Large swathes of most North Caucasus republics and the other regions in southern Russia made the list, along with parts of the Altai, Astrakhan, Primorye and Sakhalin regions and the republic of Karelia near the Finnish border.
The list also includes some territories with only sea borders, such as Dagestan’s Babayurt district and the republic’s capital, Makhachkala, both of which border Kazakhstan through the Caspian Sea.
Finland is questioning the significance of the decree. Finland and Russia share a 1,250 kilometer common border that also serves as the border between Russia and the European Union.

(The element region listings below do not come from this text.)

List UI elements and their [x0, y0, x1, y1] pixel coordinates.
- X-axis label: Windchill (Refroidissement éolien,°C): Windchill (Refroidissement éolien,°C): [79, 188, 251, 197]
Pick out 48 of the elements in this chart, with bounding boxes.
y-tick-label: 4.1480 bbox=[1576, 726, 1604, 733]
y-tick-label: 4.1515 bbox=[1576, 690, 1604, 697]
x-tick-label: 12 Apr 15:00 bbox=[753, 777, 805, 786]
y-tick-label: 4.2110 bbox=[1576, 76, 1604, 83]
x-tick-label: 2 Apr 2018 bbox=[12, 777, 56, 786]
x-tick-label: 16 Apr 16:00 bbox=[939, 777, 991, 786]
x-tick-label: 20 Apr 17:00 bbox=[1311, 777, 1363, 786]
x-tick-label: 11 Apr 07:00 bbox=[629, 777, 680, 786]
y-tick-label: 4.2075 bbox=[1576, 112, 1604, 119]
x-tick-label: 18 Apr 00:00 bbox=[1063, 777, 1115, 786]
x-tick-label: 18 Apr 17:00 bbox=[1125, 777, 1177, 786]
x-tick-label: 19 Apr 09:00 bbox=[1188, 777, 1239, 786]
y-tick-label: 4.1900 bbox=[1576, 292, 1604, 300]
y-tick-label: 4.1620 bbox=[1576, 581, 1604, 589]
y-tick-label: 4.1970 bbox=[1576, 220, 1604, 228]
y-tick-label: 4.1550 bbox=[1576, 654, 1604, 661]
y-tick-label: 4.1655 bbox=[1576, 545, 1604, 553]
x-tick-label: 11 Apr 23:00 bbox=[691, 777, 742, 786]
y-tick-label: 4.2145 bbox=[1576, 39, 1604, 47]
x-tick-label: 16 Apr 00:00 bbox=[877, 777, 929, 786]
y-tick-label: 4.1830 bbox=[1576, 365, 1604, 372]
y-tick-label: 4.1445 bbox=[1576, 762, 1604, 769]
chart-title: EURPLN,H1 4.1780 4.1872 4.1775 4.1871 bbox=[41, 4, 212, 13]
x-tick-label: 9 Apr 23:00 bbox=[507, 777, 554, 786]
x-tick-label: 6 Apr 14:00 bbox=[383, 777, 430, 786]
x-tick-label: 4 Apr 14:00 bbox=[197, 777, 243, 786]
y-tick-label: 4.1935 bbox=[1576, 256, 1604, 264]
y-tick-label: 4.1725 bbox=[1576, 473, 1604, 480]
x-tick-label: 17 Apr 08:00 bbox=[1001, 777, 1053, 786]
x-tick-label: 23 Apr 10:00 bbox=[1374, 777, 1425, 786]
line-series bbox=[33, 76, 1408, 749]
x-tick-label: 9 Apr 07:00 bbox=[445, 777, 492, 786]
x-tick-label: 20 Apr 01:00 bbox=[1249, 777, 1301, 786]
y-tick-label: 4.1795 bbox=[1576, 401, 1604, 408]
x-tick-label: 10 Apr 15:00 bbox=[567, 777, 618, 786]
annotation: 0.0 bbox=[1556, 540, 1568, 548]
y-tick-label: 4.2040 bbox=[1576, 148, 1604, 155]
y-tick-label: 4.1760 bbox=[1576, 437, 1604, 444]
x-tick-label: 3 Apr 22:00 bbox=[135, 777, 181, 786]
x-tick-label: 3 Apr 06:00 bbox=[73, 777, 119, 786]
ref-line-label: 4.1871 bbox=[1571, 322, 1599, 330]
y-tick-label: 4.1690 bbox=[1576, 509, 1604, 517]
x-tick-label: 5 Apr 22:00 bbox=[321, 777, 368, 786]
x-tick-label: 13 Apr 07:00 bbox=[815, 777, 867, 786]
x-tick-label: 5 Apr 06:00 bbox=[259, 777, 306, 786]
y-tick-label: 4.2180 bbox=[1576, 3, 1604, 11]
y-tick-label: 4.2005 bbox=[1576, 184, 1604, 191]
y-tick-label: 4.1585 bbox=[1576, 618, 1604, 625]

According to Finnish broadcasting company YLE, the list of places where sales of land to foreigners or foreign companies is forbidden includes most of the areas along Finland’s eastern border, a total of 34 cities and districts.
Finland’s Ministry for Foreign Affairs has asked Russia to clarify what the ban means for Finns who already own land in the areas listed as out of limits to foreigners, as well as what the new rules mean for the future.
“If it is possible to buy here [in Finland], then it certainly must be permissible to buy on the other side of the border,” says Alexander Stubb, Minister for Foreign Affairs.
Russia’s Foreign Minister, Sergei Lavrov, says that the ban is not in violation of international law, pointing out that many other countries have similar restrictions.
Marja Liivala, an official at the Finnish Embassy in Moscow, says that Finland is now examining the exact implications of the move.
There are several different expressions in Russia for fixed property. The decree speaks of plots of land.
Liivala does not know how much land is under Finnish ownership in the border areas. She notes that a key question is how the decree affects foreign investment in Russia.
“Our interpretation is that it does not apply to Russian legal persons – including foreign investments registered in Russia.”
The ban appears aimed at preventing possible territorial disputes between Russia and its neighbors, such as the Kuril Islands with Japan, Abkhazia and South Ossetia with Georgia, and even Alaska, Nikolai Kazansky, director for investments and consulting at the St. Petersburg office of Colliers International, said to The Moscow Times.
He added, that foreign investors anyway prefer regions “with developed infrastructure,” which most border areas are not, Kazansky said.
Some analysts said the move may harm foreign investment into the country.
“It doesn’t matter who the owner of land, the main is if he meets requirements on its operation,” Anton Danilov-Danilyan from NGO Business Russia considers.
He believes the restriction is just worsening investment climate, but didn’t strengthen national security:
“If the foreigner will start to construct a defensive facility on the border area, he can be brought to responsibility under the current legislation.”